Se non ci rialzeremo, se non reagiremo con una risposta bioetica in grado di spronare quell’uomo che fu cattolico, saremo destinati a prenderci la piena responsabilità di quanto sta accadendo in un mondo dove i Marco Cappato e le Bonino sono, in fondo, qualcosa di ormai superato.
2 commenti su “Condanna a morte per un altro innocente – di Cristiano Lugli”

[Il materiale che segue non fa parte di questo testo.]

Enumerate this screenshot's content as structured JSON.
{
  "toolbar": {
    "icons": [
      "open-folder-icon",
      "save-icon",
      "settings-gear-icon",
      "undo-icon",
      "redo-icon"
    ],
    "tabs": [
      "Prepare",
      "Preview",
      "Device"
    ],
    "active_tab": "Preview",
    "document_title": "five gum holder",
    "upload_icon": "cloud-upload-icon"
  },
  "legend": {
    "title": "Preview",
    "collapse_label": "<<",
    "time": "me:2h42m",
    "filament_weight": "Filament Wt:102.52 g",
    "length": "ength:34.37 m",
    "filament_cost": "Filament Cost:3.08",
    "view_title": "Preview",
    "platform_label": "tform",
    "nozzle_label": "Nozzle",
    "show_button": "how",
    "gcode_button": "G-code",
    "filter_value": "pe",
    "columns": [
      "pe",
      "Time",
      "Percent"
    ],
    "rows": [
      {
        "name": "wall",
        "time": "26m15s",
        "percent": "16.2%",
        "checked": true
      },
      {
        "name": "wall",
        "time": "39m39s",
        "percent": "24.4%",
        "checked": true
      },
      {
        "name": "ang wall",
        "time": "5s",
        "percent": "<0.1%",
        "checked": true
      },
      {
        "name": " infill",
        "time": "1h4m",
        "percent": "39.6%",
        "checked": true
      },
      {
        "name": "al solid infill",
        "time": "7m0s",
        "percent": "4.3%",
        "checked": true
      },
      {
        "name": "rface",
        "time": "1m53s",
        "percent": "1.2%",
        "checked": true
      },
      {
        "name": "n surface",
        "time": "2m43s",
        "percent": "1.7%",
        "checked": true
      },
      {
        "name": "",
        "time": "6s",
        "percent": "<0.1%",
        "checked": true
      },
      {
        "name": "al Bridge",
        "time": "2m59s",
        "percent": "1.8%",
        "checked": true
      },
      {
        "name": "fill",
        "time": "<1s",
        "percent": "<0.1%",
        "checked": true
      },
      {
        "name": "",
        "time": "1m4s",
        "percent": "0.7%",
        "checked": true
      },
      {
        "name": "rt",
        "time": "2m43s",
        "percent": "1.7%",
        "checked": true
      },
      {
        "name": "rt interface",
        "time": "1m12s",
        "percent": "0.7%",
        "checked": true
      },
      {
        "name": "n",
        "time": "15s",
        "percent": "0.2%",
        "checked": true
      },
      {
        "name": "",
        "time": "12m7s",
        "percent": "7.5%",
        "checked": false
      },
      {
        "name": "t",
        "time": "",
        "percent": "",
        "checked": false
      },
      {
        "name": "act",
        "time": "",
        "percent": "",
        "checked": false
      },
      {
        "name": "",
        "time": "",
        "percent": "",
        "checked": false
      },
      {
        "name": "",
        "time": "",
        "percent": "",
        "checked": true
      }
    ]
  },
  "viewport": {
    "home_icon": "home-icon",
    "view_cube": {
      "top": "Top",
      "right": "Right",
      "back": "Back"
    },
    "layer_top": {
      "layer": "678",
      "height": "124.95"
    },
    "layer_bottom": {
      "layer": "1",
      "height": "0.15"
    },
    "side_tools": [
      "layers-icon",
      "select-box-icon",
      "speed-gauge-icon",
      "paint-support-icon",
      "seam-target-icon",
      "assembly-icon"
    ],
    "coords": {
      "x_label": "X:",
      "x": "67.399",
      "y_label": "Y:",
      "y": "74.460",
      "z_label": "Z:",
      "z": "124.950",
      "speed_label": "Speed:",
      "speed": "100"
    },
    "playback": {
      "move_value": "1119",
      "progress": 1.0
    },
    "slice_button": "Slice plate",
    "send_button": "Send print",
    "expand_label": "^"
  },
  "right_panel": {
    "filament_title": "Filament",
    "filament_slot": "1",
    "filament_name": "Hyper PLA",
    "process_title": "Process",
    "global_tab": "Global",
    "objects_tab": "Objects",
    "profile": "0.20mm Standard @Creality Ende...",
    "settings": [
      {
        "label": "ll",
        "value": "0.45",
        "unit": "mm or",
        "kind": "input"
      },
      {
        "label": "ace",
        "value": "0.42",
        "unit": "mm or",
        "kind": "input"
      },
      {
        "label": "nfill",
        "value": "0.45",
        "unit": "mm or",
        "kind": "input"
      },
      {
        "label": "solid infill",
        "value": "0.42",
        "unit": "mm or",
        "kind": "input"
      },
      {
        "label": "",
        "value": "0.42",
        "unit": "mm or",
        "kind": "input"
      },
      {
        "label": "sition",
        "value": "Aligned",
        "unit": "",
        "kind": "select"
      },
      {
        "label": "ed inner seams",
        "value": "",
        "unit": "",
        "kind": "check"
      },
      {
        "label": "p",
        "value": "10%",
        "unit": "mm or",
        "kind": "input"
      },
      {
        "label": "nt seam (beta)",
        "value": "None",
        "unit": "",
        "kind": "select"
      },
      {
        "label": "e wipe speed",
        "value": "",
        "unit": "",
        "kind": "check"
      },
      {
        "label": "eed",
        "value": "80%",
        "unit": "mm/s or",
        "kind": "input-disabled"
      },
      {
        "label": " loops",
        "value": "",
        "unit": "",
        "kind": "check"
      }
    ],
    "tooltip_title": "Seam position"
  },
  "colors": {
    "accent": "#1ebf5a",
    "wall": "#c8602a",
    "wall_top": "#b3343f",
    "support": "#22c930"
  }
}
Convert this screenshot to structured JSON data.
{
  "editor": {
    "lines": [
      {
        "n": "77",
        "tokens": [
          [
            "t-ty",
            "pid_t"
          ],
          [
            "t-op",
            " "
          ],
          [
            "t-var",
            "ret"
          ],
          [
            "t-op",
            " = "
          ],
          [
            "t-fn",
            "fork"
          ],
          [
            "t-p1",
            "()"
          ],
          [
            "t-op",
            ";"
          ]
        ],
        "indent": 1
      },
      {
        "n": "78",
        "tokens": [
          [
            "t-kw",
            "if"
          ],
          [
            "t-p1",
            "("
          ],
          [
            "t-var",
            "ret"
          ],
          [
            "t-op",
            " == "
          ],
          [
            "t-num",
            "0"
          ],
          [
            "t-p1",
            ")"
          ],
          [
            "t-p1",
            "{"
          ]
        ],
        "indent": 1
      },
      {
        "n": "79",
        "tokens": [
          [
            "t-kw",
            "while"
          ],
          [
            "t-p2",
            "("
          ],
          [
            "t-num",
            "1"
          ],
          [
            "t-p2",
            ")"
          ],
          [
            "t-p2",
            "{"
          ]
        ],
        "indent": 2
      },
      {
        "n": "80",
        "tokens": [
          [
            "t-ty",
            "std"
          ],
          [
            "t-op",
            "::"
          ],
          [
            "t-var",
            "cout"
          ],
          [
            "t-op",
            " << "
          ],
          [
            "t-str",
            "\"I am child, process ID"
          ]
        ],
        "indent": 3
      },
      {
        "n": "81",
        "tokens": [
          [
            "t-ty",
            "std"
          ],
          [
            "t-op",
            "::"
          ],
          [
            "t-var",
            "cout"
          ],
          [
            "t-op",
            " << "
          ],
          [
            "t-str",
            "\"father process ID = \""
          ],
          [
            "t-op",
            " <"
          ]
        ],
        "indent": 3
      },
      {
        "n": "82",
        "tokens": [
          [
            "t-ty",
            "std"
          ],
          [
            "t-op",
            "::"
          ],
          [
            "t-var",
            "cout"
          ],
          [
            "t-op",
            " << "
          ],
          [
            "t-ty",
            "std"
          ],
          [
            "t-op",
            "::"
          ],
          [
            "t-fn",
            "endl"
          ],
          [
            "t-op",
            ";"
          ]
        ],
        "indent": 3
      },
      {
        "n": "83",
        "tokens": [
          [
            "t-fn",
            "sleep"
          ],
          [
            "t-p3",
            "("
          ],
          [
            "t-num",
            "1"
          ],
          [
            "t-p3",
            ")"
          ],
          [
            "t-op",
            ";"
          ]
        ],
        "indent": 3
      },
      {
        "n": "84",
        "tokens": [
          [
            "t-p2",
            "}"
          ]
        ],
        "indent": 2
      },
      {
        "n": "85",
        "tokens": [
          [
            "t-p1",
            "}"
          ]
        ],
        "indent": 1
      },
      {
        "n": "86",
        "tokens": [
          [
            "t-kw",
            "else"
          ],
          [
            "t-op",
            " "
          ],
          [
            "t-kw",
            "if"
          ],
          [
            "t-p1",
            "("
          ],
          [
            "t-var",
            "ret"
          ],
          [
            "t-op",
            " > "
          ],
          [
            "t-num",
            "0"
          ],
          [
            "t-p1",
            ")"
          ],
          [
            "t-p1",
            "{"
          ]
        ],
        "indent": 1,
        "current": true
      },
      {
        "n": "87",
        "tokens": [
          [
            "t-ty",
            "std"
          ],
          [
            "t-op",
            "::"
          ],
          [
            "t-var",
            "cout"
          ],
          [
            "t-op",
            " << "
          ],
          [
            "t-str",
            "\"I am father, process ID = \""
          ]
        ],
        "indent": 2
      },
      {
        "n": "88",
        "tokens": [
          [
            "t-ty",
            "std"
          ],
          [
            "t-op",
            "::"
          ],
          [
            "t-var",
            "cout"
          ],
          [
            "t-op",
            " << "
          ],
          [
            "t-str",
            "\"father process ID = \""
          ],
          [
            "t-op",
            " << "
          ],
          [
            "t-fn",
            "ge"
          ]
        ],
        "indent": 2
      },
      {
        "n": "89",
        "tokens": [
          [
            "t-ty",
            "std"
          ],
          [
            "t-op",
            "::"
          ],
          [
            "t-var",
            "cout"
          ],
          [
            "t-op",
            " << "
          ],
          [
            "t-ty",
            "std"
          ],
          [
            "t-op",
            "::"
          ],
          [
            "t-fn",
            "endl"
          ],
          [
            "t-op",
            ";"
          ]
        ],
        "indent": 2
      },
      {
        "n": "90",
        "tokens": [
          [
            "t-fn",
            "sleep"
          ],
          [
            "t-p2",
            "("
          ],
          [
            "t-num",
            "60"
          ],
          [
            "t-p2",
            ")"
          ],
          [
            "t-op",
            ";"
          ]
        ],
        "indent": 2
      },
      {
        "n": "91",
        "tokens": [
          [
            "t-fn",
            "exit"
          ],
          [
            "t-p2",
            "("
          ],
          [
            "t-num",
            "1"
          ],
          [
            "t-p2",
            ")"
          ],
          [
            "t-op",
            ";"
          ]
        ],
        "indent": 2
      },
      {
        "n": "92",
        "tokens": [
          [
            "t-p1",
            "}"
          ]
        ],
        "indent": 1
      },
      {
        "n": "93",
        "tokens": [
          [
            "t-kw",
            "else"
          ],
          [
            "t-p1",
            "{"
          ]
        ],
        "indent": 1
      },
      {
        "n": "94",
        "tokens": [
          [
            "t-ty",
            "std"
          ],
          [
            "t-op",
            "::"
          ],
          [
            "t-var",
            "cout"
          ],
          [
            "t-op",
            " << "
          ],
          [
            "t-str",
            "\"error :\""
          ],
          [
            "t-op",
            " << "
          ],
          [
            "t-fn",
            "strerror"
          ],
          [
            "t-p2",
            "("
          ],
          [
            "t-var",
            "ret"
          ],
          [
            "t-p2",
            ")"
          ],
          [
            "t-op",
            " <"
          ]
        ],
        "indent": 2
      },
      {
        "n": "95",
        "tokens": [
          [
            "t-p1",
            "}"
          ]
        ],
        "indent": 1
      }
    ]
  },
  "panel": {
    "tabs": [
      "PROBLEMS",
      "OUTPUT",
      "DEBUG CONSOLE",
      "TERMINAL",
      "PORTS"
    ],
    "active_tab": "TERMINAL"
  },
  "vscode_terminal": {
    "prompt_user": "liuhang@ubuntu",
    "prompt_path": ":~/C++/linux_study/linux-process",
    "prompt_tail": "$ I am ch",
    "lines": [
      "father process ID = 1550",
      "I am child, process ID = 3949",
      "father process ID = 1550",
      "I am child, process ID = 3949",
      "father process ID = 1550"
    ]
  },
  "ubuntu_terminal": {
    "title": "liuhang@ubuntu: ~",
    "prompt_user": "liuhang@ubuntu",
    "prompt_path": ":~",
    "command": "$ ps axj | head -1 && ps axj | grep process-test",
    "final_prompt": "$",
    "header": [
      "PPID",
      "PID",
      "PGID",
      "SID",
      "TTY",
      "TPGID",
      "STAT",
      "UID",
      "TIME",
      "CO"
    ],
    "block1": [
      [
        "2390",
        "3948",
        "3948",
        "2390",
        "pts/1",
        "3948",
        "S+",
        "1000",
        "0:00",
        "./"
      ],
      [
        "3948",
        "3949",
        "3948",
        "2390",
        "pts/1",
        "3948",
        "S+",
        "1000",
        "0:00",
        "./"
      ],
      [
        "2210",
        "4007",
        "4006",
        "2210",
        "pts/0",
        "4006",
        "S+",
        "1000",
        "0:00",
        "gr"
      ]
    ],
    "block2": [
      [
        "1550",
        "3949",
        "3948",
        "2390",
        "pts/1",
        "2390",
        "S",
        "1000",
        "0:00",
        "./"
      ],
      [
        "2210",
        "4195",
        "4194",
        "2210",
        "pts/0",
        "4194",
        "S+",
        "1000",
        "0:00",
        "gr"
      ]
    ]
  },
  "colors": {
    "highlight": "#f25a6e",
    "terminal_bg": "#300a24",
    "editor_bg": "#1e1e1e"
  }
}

La verità è che si vuole staccare la spina perché Alfie non è ricco e/o famoso, se lo fosse decine di cliniche si contenderebbero l’onore di tenerlo in vita per anni e anni (e di incassare ricche prebende). Fare qui un discorso medico è troppo lungo ma c’è da dire intanto che Alfie non è in coma ma in stato vegetativo e che può accadere che, in stato vegetativo, uno sia consapevole di ciò che gli accade attorno senza poter interagire (si veda il libro “Coma e ritorno”, purtroppo di difficile reperibilità, anche se recentemente l’ho visto proposto su Amazon). Io ho conosciuto personalmente una persona che si è trovata in questa situazione. Una equipe, mi pare belga, in cui lavora anche un italiano ha trovato un metodo per distinguere i vari casi ed in alcuni addirittura di interagire, ma del suo lavoro si interessano in pochi.
Con questa logica fra qualche anno si staccherà la spina (con una bella iniezione letale) a chiunque costi mantenere in vita (ad esempio i pensionati poveri) e la cui vita venga dichiarata non più degna di essere vissuta (come faceva anche Hitler).
Caro Andrea, molti dalle nostre parti sono convinti che quelli li: gli anglosassoni siano quasi una razza superiore o comunque i più buoni, i veri democratici, quelli che sono i difensori della libertà (a suon di bombe), io invece sono di tutt’altro parere non voglio dire come diceva Mussolini: Dio stramaledica gli Inglesi, ma tuttavia se lei si va a leggere la dichiarazione di guerra all’Inghilterra vi troverà scritto tra le righe anche questo, poiché lui vedeva in quel mondo una sottocultura contraria alla vera civiltà.